THE LAST SUPPER AND OTHER STORIES (214 pp.)—Howard Fast—Blue Heron Press ($3).

As Dr. Johnson and Samuel Butler proved, a man who believes that swallows hibernate in the mud beneath ponds or that a woman wrote the Odyssey can still write sensibly and well. A man who believes that the human race is largely composed of sinister little fascist gremlins engaged in re-enacting the Crucifixion with the author himself as the central figure, is in somewhat worse shape. Still, U.S. Communist Howard Fast keeps on writing all the time. He has just brought out 16 more stories, and his publishers bill him as the world’s most widely read living novelist.

When Author Fast went to jail in 1948 for contempt of Congress, he proclaimed that his persecutors were non-human characters, trying to turn the U.S. into an “abomination.” This is a valuable clue to the art of Author Fast, for the people in his stories are not exactly human.

How Real Is Real? Author Fast’s stories are dedicated to a Communist the ory called socialist realism, which may be summarized as the notion that reality is what ‘the party says it is. This theory has liberated Fast from the preoccupation that unnerves so many lesser artists—the desire to set down the precise truth. The setting of the more intelligible stories is perhaps the UTS.; the time now, or “the new order … of hate and horror, fear, indecency and terror, the order of the atom kings and the oil kings . . .”

The Judas of Fast’s title story is a backslid leftist playwright named Harvey Crane. For an imminent production, he has raised $300,000 (a multiple of the 30 pieces of silver, and thus a big symbol). Then he is asked to testify before the House Committee on Un-American Activities, whose chairman may be assumed to be Pontius Pilate. Hollywood is the fleshpots of imperial Rome. Villainous lawyers and venal politicians (“For a thousand dollars you can buy a Senator”) gnash their teeth in the wings, and of course Judas Crane lets his old party pal have it (after a Last Supper at Sardi’s).

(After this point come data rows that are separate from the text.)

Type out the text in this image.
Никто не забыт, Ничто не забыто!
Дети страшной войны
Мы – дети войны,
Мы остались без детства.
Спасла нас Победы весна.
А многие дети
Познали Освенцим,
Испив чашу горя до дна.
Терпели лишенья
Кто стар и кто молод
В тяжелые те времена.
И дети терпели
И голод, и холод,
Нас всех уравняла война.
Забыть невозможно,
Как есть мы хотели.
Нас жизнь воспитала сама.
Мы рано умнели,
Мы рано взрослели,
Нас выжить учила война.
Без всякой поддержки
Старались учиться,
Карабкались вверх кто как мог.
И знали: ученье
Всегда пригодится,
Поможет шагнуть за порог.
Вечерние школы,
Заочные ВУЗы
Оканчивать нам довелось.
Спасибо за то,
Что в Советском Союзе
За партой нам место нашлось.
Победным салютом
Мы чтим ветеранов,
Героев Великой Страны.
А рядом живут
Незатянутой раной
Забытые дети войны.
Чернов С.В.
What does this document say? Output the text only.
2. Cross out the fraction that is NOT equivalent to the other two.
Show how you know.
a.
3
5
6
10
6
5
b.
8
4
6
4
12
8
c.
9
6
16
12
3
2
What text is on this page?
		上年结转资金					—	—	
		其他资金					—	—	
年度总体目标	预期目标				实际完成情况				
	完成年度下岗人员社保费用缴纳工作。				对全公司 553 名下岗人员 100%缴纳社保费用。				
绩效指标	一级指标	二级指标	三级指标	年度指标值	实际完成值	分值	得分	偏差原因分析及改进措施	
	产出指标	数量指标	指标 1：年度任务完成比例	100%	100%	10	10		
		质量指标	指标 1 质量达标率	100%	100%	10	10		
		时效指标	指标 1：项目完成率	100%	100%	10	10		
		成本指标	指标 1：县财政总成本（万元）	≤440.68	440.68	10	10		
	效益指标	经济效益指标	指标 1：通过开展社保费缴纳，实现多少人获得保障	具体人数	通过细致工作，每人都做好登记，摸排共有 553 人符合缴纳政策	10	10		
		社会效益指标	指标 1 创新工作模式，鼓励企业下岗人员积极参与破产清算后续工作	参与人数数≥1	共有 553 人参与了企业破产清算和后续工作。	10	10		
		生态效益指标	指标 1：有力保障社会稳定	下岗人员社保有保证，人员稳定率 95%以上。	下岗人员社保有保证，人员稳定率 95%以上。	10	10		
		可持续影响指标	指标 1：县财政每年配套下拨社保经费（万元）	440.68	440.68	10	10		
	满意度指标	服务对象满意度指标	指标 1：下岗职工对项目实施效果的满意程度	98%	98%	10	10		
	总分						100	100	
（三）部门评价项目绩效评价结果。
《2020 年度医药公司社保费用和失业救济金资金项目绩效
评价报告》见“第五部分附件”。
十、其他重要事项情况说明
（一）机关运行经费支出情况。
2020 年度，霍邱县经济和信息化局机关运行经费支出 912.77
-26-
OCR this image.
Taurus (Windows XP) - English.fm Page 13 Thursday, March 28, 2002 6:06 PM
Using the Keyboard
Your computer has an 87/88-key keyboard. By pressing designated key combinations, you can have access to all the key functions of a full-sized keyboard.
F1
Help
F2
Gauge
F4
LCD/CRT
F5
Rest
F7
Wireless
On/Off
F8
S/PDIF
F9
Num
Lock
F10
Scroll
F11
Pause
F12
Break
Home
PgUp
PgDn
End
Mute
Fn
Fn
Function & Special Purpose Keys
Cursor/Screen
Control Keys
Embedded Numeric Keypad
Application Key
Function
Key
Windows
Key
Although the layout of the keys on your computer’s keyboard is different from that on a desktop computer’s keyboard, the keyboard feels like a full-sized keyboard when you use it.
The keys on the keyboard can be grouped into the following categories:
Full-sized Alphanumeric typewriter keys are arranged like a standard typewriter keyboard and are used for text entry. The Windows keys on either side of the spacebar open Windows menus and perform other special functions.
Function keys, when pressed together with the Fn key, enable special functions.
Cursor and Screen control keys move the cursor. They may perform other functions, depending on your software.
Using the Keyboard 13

Judas, like all enemies of the party, is a psychopath, in contrast to the faithful apostles—good Equity men all, who still stick to the stuff they wrote in the old Group Theater and WPA days. Judas crops up again (in The Upraised Pinion) as a dim fellow with a remarkable physical resemblance to Whittaker Chambers, who sells out the party for $24 a day to an FBI smoothie with gold cuff links.

How Stupid Is the Enemy? The book is full of comic businessmen, who are not only capitalist bloodsuckers, but suckers for the Rev. Norman Vincent Peale. The saddest of them is a tycoon named Henry J. Baxter, who dies hilariously, falling down on the path to his $3,000,000 private bomb shelter because he just would not believe that the Russians developed the H-bomb for the benefit of mankind. Other characters in Fast’s America are the clear-eyed, noble, tragic men who populate the bulging political prisons. If there is one thing Author Fast knows, it is where the grapes of wrath are stored. When he is not busy explaining that Christ and Tom Paine felt just .as he does, he repeats this phrase from the Battle Hymn of the Republic, and it obviously makes him feel like Abraham Lincoln.

The reader may see nothing in the book but slick self-pity and ears and eyes so gross and clumsy that they could not furnish credible continuity for a horror comic. But apart from its uproarious, if unintended, humor, the book has another significance. Author Fast’s works offer an insight into the nature of the enemy. On that basis, Americans may reach the useful conclusion that the enemy is not so bright as is generally believed.

An easy boast, as Soviet state printers are churning out translations of his books. His Citizen Tom Paine (1943) and Freedom Road (1944) were bestsellers in the U.S.